The Halo Effect Defined
This brand building strategy is accomplished by aligning your brand (brand a) with a very shiny person, place, event or other brand (brand b). The luminosity of brand b is so great that it casts a favorable glow onto your brand. The Halo Effect is a clever way to elevate the perception of your brand through association. Think Dr. Oz being launched by à¼ber-luminous Oprah, and you get it.
Leverage The Best of Your Community
My first halo effect experience was at a party that my friends Dave Brown and Zack Nielsen threw. They had an enviable project of spending Ford’s money to promote the Ford Fiesta. Ford gave them a car, cash, creative tools, and instructions to simply talk about the Fiesta. One of Dave and Zack’s brilliant solutions was to tap into their own creative community and throw a party at a cool location with great music and people. The event included a few hipster retailers creating pop-up stores within the party. I never would have paid a second look to the Ford Fiesta, but, as I was leaving the party, I glanced at the strategically parked car thinking to myself, “that’s a pretty cool little ride.” They got to me. I felt punk’d, but in a good way.
Associate Your Brand with Impeccable Quality
Full Disclosure: I own a Honda Element which was mostly a practical decision based on the functionality of being able to insert my dog, surfboard and wife’s Prius (nearly) into the back of the car. Even after buying the car, I wasn’t a Honda fan until after being introduced to a series of short documentary films called Dream The Impossible. The film’s universal themes in Failure: The Secret to Success and Racing Against Time move me on an emotional level. I also appreciate that while the films were commissioned by Honda, they are not about cars. Using quality imagery, music and story telling, the films are so beautifully executed that they radically shifted my perception of Honda.
Poke Fun at Yourself
Many years ago I decided that it was just too much work to be cool. If your brand, or category, is notoriously uncool, a great strategy is to poke fun at yourself. This will differentiate you from your competitors that take themselves way too seriously. Humor is always cool. And if you can pull it off like Toyota’s campaign for the Sienna mini-van (previously uncool), then you’ve scored. The hilarious ads and mock hip-hop music video Rollin’ in my Swagger Wagon left me thinking that maybe I should get some kids and a Sienna, err Swagger Wagon. Never thought I’d say that.

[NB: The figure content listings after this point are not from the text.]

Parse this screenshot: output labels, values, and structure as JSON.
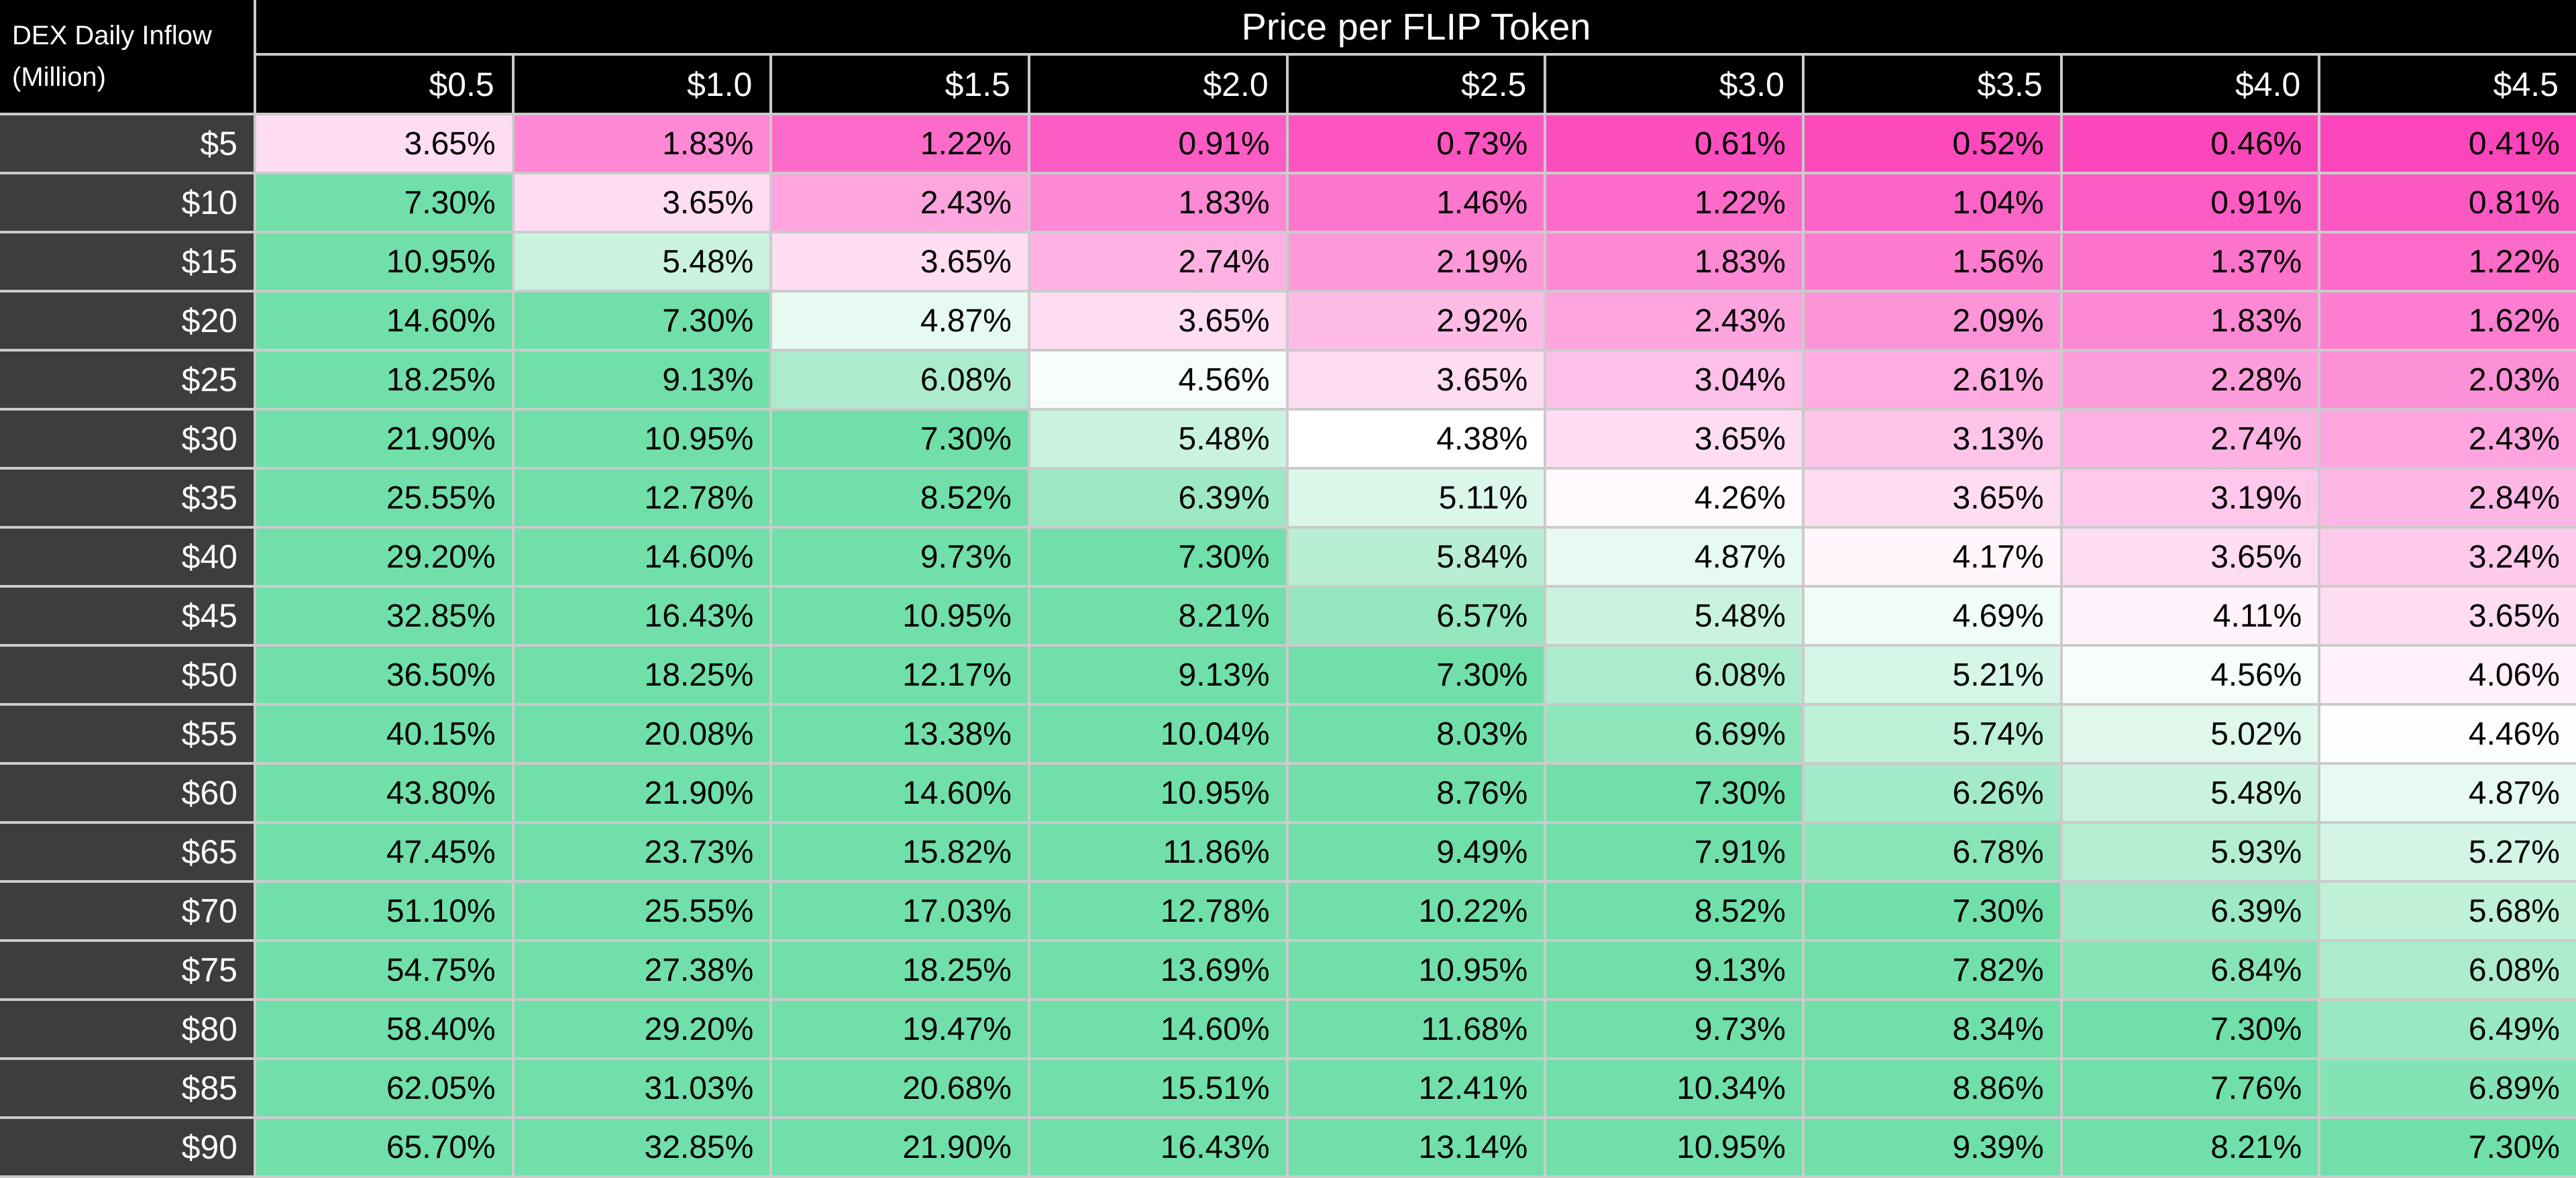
{
  "corner": {
    "line1": "DEX Daily Inflow",
    "line2": "(Million)"
  },
  "title": "Price per FLIP Token",
  "columns": [
    "$0.5",
    "$1.0",
    "$1.5",
    "$2.0",
    "$2.5",
    "$3.0",
    "$3.5",
    "$4.0",
    "$4.5"
  ],
  "rows": [
    {
      "label": "$5",
      "values": [
        "3.65%",
        "1.83%",
        "1.22%",
        "0.91%",
        "0.73%",
        "0.61%",
        "0.52%",
        "0.46%",
        "0.41%"
      ]
    },
    {
      "label": "$10",
      "values": [
        "7.30%",
        "3.65%",
        "2.43%",
        "1.83%",
        "1.46%",
        "1.22%",
        "1.04%",
        "0.91%",
        "0.81%"
      ]
    },
    {
      "label": "$15",
      "values": [
        "10.95%",
        "5.48%",
        "3.65%",
        "2.74%",
        "2.19%",
        "1.83%",
        "1.56%",
        "1.37%",
        "1.22%"
      ]
    },
    {
      "label": "$20",
      "values": [
        "14.60%",
        "7.30%",
        "4.87%",
        "3.65%",
        "2.92%",
        "2.43%",
        "2.09%",
        "1.83%",
        "1.62%"
      ]
    },
    {
      "label": "$25",
      "values": [
        "18.25%",
        "9.13%",
        "6.08%",
        "4.56%",
        "3.65%",
        "3.04%",
        "2.61%",
        "2.28%",
        "2.03%"
      ]
    },
    {
      "label": "$30",
      "values": [
        "21.90%",
        "10.95%",
        "7.30%",
        "5.48%",
        "4.38%",
        "3.65%",
        "3.13%",
        "2.74%",
        "2.43%"
      ]
    },
    {
      "label": "$35",
      "values": [
        "25.55%",
        "12.78%",
        "8.52%",
        "6.39%",
        "5.11%",
        "4.26%",
        "3.65%",
        "3.19%",
        "2.84%"
      ]
    },
    {
      "label": "$40",
      "values": [
        "29.20%",
        "14.60%",
        "9.73%",
        "7.30%",
        "5.84%",
        "4.87%",
        "4.17%",
        "3.65%",
        "3.24%"
      ]
    },
    {
      "label": "$45",
      "values": [
        "32.85%",
        "16.43%",
        "10.95%",
        "8.21%",
        "6.57%",
        "5.48%",
        "4.69%",
        "4.11%",
        "3.65%"
      ]
    },
    {
      "label": "$50",
      "values": [
        "36.50%",
        "18.25%",
        "12.17%",
        "9.13%",
        "7.30%",
        "6.08%",
        "5.21%",
        "4.56%",
        "4.06%"
      ]
    },
    {
      "label": "$55",
      "values": [
        "40.15%",
        "20.08%",
        "13.38%",
        "10.04%",
        "8.03%",
        "6.69%",
        "5.74%",
        "5.02%",
        "4.46%"
      ]
    },
    {
      "label": "$60",
      "values": [
        "43.80%",
        "21.90%",
        "14.60%",
        "10.95%",
        "8.76%",
        "7.30%",
        "6.26%",
        "5.48%",
        "4.87%"
      ]
    },
    {
      "label": "$65",
      "values": [
        "47.45%",
        "23.73%",
        "15.82%",
        "11.86%",
        "9.49%",
        "7.91%",
        "6.78%",
        "5.93%",
        "5.27%"
      ]
    },
    {
      "label": "$70",
      "values": [
        "51.10%",
        "25.55%",
        "17.03%",
        "12.78%",
        "10.22%",
        "8.52%",
        "7.30%",
        "6.39%",
        "5.68%"
      ]
    },
    {
      "label": "$75",
      "values": [
        "54.75%",
        "27.38%",
        "18.25%",
        "13.69%",
        "10.95%",
        "9.13%",
        "7.82%",
        "6.84%",
        "6.08%"
      ]
    },
    {
      "label": "$80",
      "values": [
        "58.40%",
        "29.20%",
        "19.47%",
        "14.60%",
        "11.68%",
        "9.73%",
        "8.34%",
        "7.30%",
        "6.49%"
      ]
    },
    {
      "label": "$85",
      "values": [
        "62.05%",
        "31.03%",
        "20.68%",
        "15.51%",
        "12.41%",
        "10.34%",
        "8.86%",
        "7.76%",
        "6.89%"
      ]
    },
    {
      "label": "$90",
      "values": [
        "65.70%",
        "32.85%",
        "21.90%",
        "16.43%",
        "13.14%",
        "10.95%",
        "9.39%",
        "8.21%",
        "7.30%"
      ]
    }
  ],
  "colors": {
    "scale_low": "#FC45BB",
    "scale_mid": "#FFFFFF",
    "scale_high": "#70DFA9",
    "gridline": "#CBCBCB",
    "header_bg": "#000000",
    "header_text": "#FFFFFF",
    "row_header_bg": "#3D3D3D",
    "cell_text": "#000000"
  },
  "color_scale": {
    "low_value": 0.41,
    "mid_value": 4.38,
    "high_value": 7.3
  },
  "chart_data": {
    "type": "heatmap",
    "title": "Price per FLIP Token",
    "ylabel": "DEX Daily Inflow (Million)",
    "x_categories": [
      "$0.5",
      "$1.0",
      "$1.5",
      "$2.0",
      "$2.5",
      "$3.0",
      "$3.5",
      "$4.0",
      "$4.5"
    ],
    "y_categories": [
      "$5",
      "$10",
      "$15",
      "$20",
      "$25",
      "$30",
      "$35",
      "$40",
      "$45",
      "$50",
      "$55",
      "$60",
      "$65",
      "$70",
      "$75",
      "$80",
      "$85",
      "$90"
    ],
    "values_unit": "percent",
    "values": [
      [
        3.65,
        1.83,
        1.22,
        0.91,
        0.73,
        0.61,
        0.52,
        0.46,
        0.41
      ],
      [
        7.3,
        3.65,
        2.43,
        1.83,
        1.46,
        1.22,
        1.04,
        0.91,
        0.81
      ],
      [
        10.95,
        5.48,
        3.65,
        2.74,
        2.19,
        1.83,
        1.56,
        1.37,
        1.22
      ],
      [
        14.6,
        7.3,
        4.87,
        3.65,
        2.92,
        2.43,
        2.09,
        1.83,
        1.62
      ],
      [
        18.25,
        9.13,
        6.08,
        4.56,
        3.65,
        3.04,
        2.61,
        2.28,
        2.03
      ],
      [
        21.9,
        10.95,
        7.3,
        5.48,
        4.38,
        3.65,
        3.13,
        2.74,
        2.43
      ],
      [
        25.55,
        12.78,
        8.52,
        6.39,
        5.11,
        4.26,
        3.65,
        3.19,
        2.84
      ],
      [
        29.2,
        14.6,
        9.73,
        7.3,
        5.84,
        4.87,
        4.17,
        3.65,
        3.24
      ],
      [
        32.85,
        16.43,
        10.95,
        8.21,
        6.57,
        5.48,
        4.69,
        4.11,
        3.65
      ],
      [
        36.5,
        18.25,
        12.17,
        9.13,
        7.3,
        6.08,
        5.21,
        4.56,
        4.06
      ],
      [
        40.15,
        20.08,
        13.38,
        10.04,
        8.03,
        6.69,
        5.74,
        5.02,
        4.46
      ],
      [
        43.8,
        21.9,
        14.6,
        10.95,
        8.76,
        7.3,
        6.26,
        5.48,
        4.87
      ],
      [
        47.45,
        23.73,
        15.82,
        11.86,
        9.49,
        7.91,
        6.78,
        5.93,
        5.27
      ],
      [
        51.1,
        25.55,
        17.03,
        12.78,
        10.22,
        8.52,
        7.3,
        6.39,
        5.68
      ],
      [
        54.75,
        27.38,
        18.25,
        13.69,
        10.95,
        9.13,
        7.82,
        6.84,
        6.08
      ],
      [
        58.4,
        29.2,
        19.47,
        14.6,
        11.68,
        9.73,
        8.34,
        7.3,
        6.49
      ],
      [
        62.05,
        31.03,
        20.68,
        15.51,
        12.41,
        10.34,
        8.86,
        7.76,
        6.89
      ],
      [
        65.7,
        32.85,
        21.9,
        16.43,
        13.14,
        10.95,
        9.39,
        8.21,
        7.3
      ]
    ],
    "legend": "diverging color scale: magenta (low) -> white (~4.38%) -> green (saturated at >=7.30%)",
    "grid": true
  }
}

I know what your thinking. The car industry has gazillion dollar marketing budgets to shape hearts and minds. Yes they do, but you don’t have to. Take the strategies from above and execute it guerilla style (i.e. on the cheap).
So, how can you use the “halo effect” to cast a favorable glow onto your brand? Consider teaming up with another brand that may be extra-shiny. Doing work for shiny brands can be beneficial. Prospective clients still believe LecoursDesign is responsible for launching Red Bull in the USA because we designed some simple graphics for their first in-store promotion. Getting shiny people to interact with work you’ve done is also effective. If they’ll also provide some sort of testimonial, then even better. If there is a way leverage the work your firm provided within a much bigger project, don’t be shy about claiming the association.
In short, constantly be searching for opportunities to align your brand with more influential brands, so you don’t have to always do the heavy lifting.